# Tarus 45/410



## hideit (Oct 3, 2007)

MAN WHAT A GUN
i hope the sell a million
this is a great gun
anyone have one
comments?


----------



## spacedoggy (May 11, 2006)

Just shot it yesterday. I set this target up, drove up and put the passenger window down and shot it 9 times. The truck started smelling great. Need to get air hangers that smell like that. It's a blast to shoot and I alway have it when I'm driving. I set it up with two #4 then two (3 pellets) and then 1 45lc. Leaves a nice hole.


----------



## zbgsaa (Aug 23, 2007)

I am not a revolver person but I think I may pick this one up. How is the kick with the 45 and #4? What length barrels are you using?


----------



## JimmySays (Jun 8, 2007)

Waiting for the 3" Judge.:mrgreen:


----------



## Mike Barham (Mar 30, 2006)

Seems inefficient to me, at least as a defense gun. The cylinder is huge, and .410 shot is very low down on my list of desirable defense loads (does anyone keep a .410 shotgun for defense?).

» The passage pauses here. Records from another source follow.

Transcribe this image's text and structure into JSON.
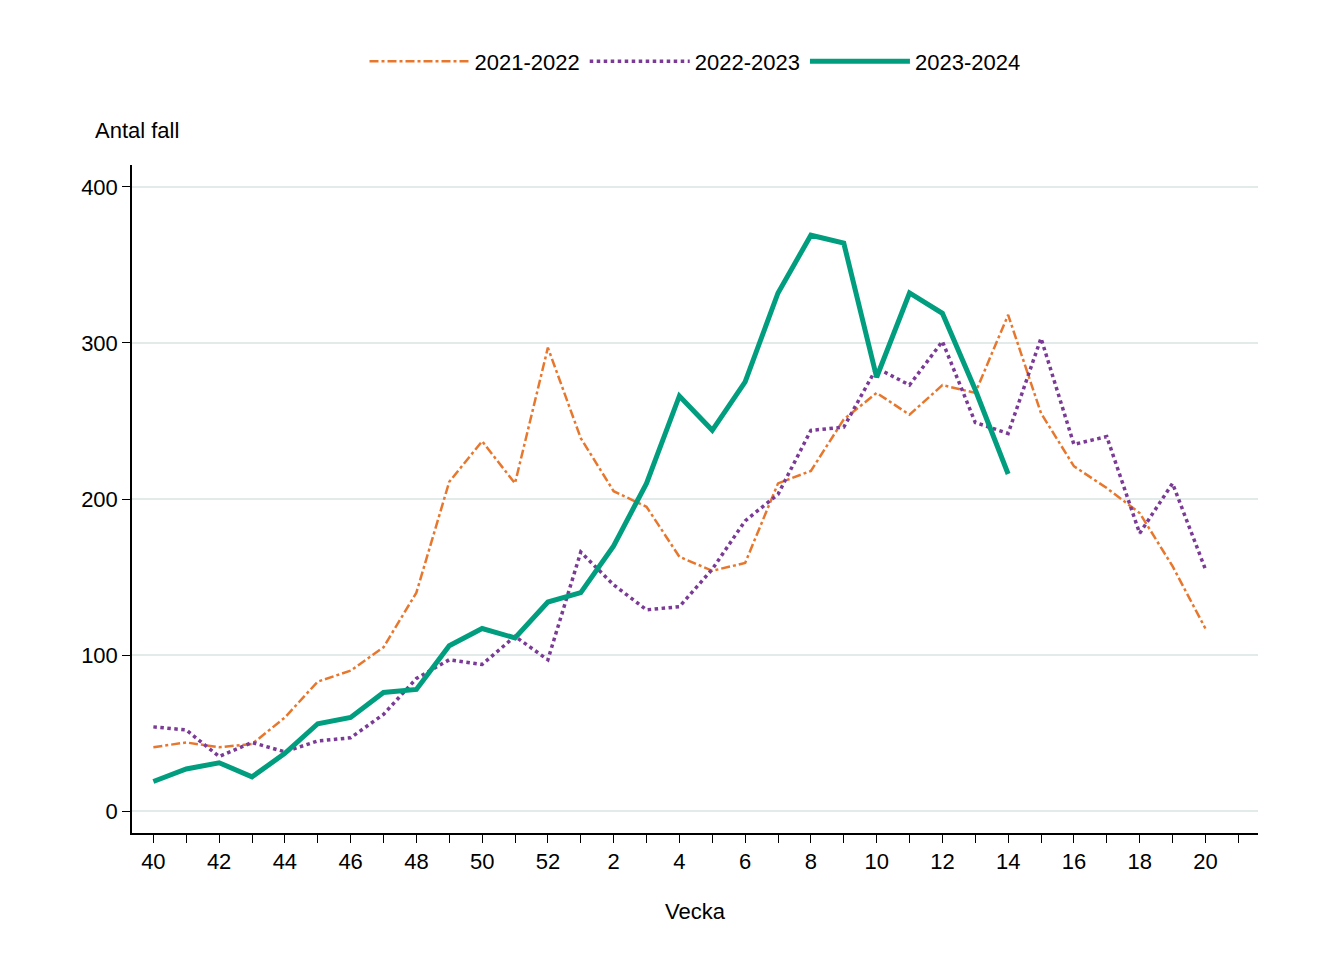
{
  "chart_data": {
    "type": "line",
    "x_label": "Vecka",
    "y_label": "Antal fall",
    "categories": [
      "40",
      null,
      "42",
      null,
      "44",
      null,
      "46",
      null,
      "48",
      null,
      "50",
      null,
      "52",
      null,
      "2",
      null,
      "4",
      null,
      "6",
      null,
      "8",
      null,
      "10",
      null,
      "12",
      null,
      "14",
      null,
      "16",
      null,
      "18",
      null,
      "20"
    ],
    "series": [
      {
        "name": "2021-2022",
        "color": "#e8772e",
        "line_style": "dashdot",
        "values": [
          41,
          44,
          41,
          43,
          60,
          83,
          90,
          105,
          140,
          211,
          237,
          210,
          297,
          239,
          205,
          195,
          163,
          154,
          159,
          210,
          218,
          251,
          268,
          254,
          273,
          268,
          318,
          255,
          221,
          207,
          191,
          157,
          117
        ]
      },
      {
        "name": "2022-2023",
        "color": "#7b3a96",
        "line_style": "dot",
        "values": [
          54,
          52,
          35,
          44,
          38,
          45,
          47,
          62,
          85,
          97,
          94,
          112,
          97,
          166,
          145,
          129,
          131,
          155,
          186,
          203,
          244,
          246,
          284,
          273,
          301,
          249,
          242,
          303,
          235,
          240,
          178,
          210,
          155
        ]
      },
      {
        "name": "2023-2024",
        "color": "#009e7e",
        "line_style": "solid",
        "values": [
          19,
          27,
          31,
          22,
          37,
          56,
          60,
          76,
          78,
          106,
          117,
          111,
          134,
          140,
          170,
          210,
          266,
          244,
          275,
          332,
          369,
          364,
          278,
          332,
          319,
          270,
          216,
          null,
          null,
          null,
          null,
          null,
          null
        ]
      }
    ],
    "ylim": [
      -14,
      414
    ],
    "yticks": [
      0,
      100,
      200,
      300,
      400
    ],
    "grid": true,
    "legend": "top"
  }
}
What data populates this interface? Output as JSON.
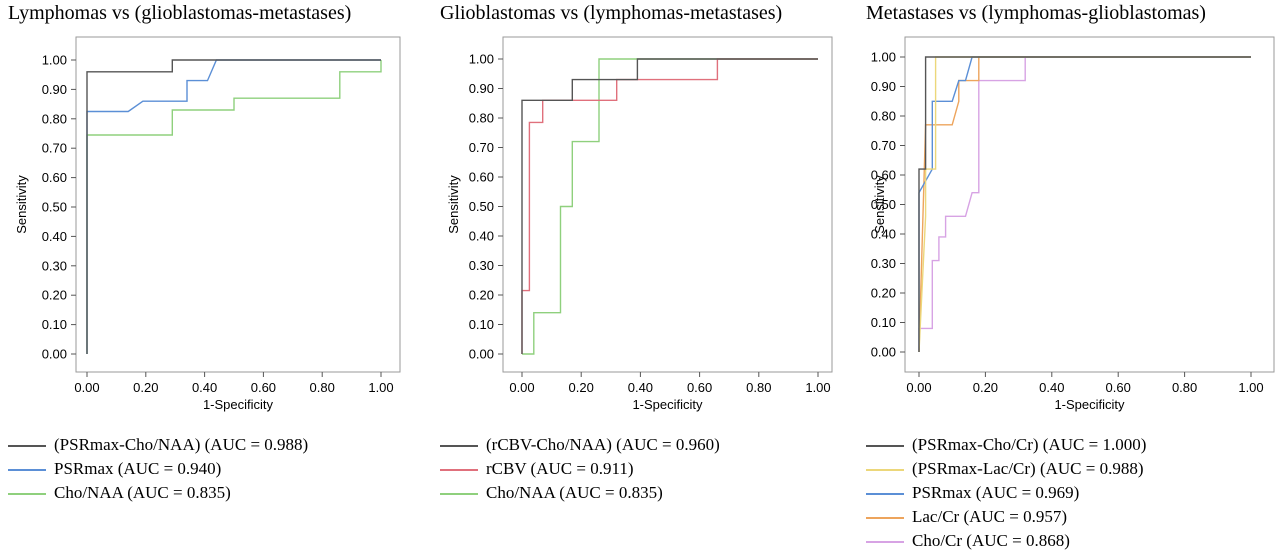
{
  "chart_data": [
    {
      "type": "line",
      "title": "Lymphomas vs (glioblastomas-metastases)",
      "xlabel": "1-Specificity",
      "ylabel": "Sensitivity",
      "xlim": [
        0,
        1
      ],
      "ylim": [
        0,
        1
      ],
      "xticks": [
        "0.00",
        "0.20",
        "0.40",
        "0.60",
        "0.80",
        "1.00"
      ],
      "yticks": [
        "0.00",
        "0.10",
        "0.20",
        "0.30",
        "0.40",
        "0.50",
        "0.60",
        "0.70",
        "0.80",
        "0.90",
        "1.00"
      ],
      "grid": false,
      "legend_position": "bottom",
      "series": [
        {
          "label": "(PSRmax-Cho/NAA) (AUC = 0.988)",
          "color": "#555555",
          "x": [
            0,
            0,
            0.29,
            0.29,
            1
          ],
          "y": [
            0,
            0.96,
            0.96,
            1.0,
            1.0
          ]
        },
        {
          "label": "PSRmax (AUC = 0.940)",
          "color": "#5b8fd6",
          "x": [
            0,
            0,
            0.14,
            0.19,
            0.34,
            0.34,
            0.41,
            0.44,
            1
          ],
          "y": [
            0,
            0.825,
            0.825,
            0.86,
            0.86,
            0.93,
            0.93,
            1.0,
            1.0
          ]
        },
        {
          "label": "Cho/NAA (AUC = 0.835)",
          "color": "#8fd07d",
          "x": [
            0,
            0,
            0.29,
            0.29,
            0.5,
            0.5,
            0.86,
            0.86,
            1,
            1
          ],
          "y": [
            0,
            0.745,
            0.745,
            0.83,
            0.83,
            0.87,
            0.87,
            0.96,
            0.96,
            1.0
          ]
        }
      ]
    },
    {
      "type": "line",
      "title": "Glioblastomas vs (lymphomas-metastases)",
      "xlabel": "1-Specificity",
      "ylabel": "Sensitivity",
      "xlim": [
        0,
        1
      ],
      "ylim": [
        0,
        1
      ],
      "xticks": [
        "0.00",
        "0.20",
        "0.40",
        "0.60",
        "0.80",
        "1.00"
      ],
      "yticks": [
        "0.00",
        "0.10",
        "0.20",
        "0.30",
        "0.40",
        "0.50",
        "0.60",
        "0.70",
        "0.80",
        "0.90",
        "1.00"
      ],
      "grid": false,
      "legend_position": "bottom",
      "series": [
        {
          "label": "(rCBV-Cho/NAA) (AUC = 0.960)",
          "color": "#555555",
          "x": [
            0,
            0,
            0.17,
            0.17,
            0.39,
            0.39,
            1
          ],
          "y": [
            0,
            0.86,
            0.86,
            0.93,
            0.93,
            1.0,
            1.0
          ]
        },
        {
          "label": "rCBV (AUC = 0.911)",
          "color": "#e0707c",
          "x": [
            0,
            0,
            0.025,
            0.025,
            0.07,
            0.07,
            0.32,
            0.32,
            0.66,
            0.66,
            1
          ],
          "y": [
            0,
            0.215,
            0.215,
            0.785,
            0.785,
            0.86,
            0.86,
            0.93,
            0.93,
            1.0,
            1.0
          ]
        },
        {
          "label": "Cho/NAA (AUC = 0.835)",
          "color": "#8fd07d",
          "x": [
            0,
            0.04,
            0.04,
            0.13,
            0.13,
            0.17,
            0.17,
            0.2,
            0.2,
            0.26,
            0.26,
            1
          ],
          "y": [
            0,
            0,
            0.14,
            0.14,
            0.5,
            0.5,
            0.72,
            0.72,
            0.72,
            0.72,
            1.0,
            1.0
          ]
        }
      ]
    },
    {
      "type": "line",
      "title": "Metastases vs (lymphomas-glioblastomas)",
      "xlabel": "1-Specificity",
      "ylabel": "Sensitivity",
      "xlim": [
        0,
        1
      ],
      "ylim": [
        0,
        1
      ],
      "xticks": [
        "0.00",
        "0.20",
        "0.40",
        "0.60",
        "0.80",
        "1.00"
      ],
      "yticks": [
        "0.00",
        "0.10",
        "0.20",
        "0.30",
        "0.40",
        "0.50",
        "0.60",
        "0.70",
        "0.80",
        "0.90",
        "1.00"
      ],
      "grid": false,
      "legend_position": "bottom",
      "series": [
        {
          "label": "(PSRmax-Cho/Cr) (AUC = 1.000)",
          "color": "#555555",
          "x": [
            0,
            0,
            0.02,
            0.02,
            1
          ],
          "y": [
            0,
            0.62,
            0.62,
            1.0,
            1.0
          ]
        },
        {
          "label": "(PSRmax-Lac/Cr) (AUC = 0.988)",
          "color": "#ecd77a",
          "x": [
            0,
            0.02,
            0.02,
            0.05,
            0.05,
            1
          ],
          "y": [
            0,
            0.46,
            0.62,
            0.62,
            1.0,
            1.0
          ]
        },
        {
          "label": "PSRmax (AUC = 0.969)",
          "color": "#5b8fd6",
          "x": [
            0,
            0,
            0.04,
            0.04,
            0.08,
            0.08,
            0.1,
            0.12,
            0.14,
            0.16,
            0.16,
            1
          ],
          "y": [
            0,
            0.54,
            0.62,
            0.85,
            0.85,
            0.85,
            0.85,
            0.92,
            0.92,
            1.0,
            1.0,
            1.0
          ]
        },
        {
          "label": "Lac/Cr (AUC = 0.957)",
          "color": "#eda45c",
          "x": [
            0,
            0.02,
            0.02,
            0.08,
            0.08,
            0.1,
            0.12,
            0.12,
            0.16,
            0.18,
            0.18,
            1
          ],
          "y": [
            0,
            0.77,
            0.77,
            0.77,
            0.77,
            0.77,
            0.85,
            0.92,
            0.92,
            0.92,
            1.0,
            1.0
          ]
        },
        {
          "label": "Cho/Cr (AUC = 0.868)",
          "color": "#d7a3e4",
          "x": [
            0,
            0,
            0.04,
            0.04,
            0.06,
            0.06,
            0.08,
            0.08,
            0.12,
            0.12,
            0.14,
            0.16,
            0.16,
            0.18,
            0.18,
            0.32,
            0.32,
            1
          ],
          "y": [
            0,
            0.08,
            0.08,
            0.31,
            0.31,
            0.39,
            0.39,
            0.46,
            0.46,
            0.46,
            0.46,
            0.54,
            0.54,
            0.54,
            0.92,
            0.92,
            1.0,
            1.0
          ]
        }
      ]
    }
  ]
}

I suppose it would be okay as a woods-walking gun.


----------



## RetiredSwabbie (Mar 4, 2007)

WOW! I bought a 6" Judge a few months ago. I loved shooting it but didn't much like the long barrel (too hard for me to keep on target). So I sold it at a gun show and bought a .357 Tracker. I love it too but have never forget the fun I had with the Judge. Couldn't find the 3" in MSS anywhere.

Then there it was at the Gun Show last weekend. I usually make the circuit, stop a few times, handle the merchandise, then move on. BUT, this time I had to circle back after handling that handgun. 

Yeah, you already guessed, I walked out of that show with my new old friend. Took it to the range yesterday but due to a thumb injury (don't ask) I could only tolerate 5 shots of .45 Colt, didn't bother shooting the #4 .410 I planned to plaster the target with.

AND BEST OF ALL, it fits nicely in the bedside table.


----------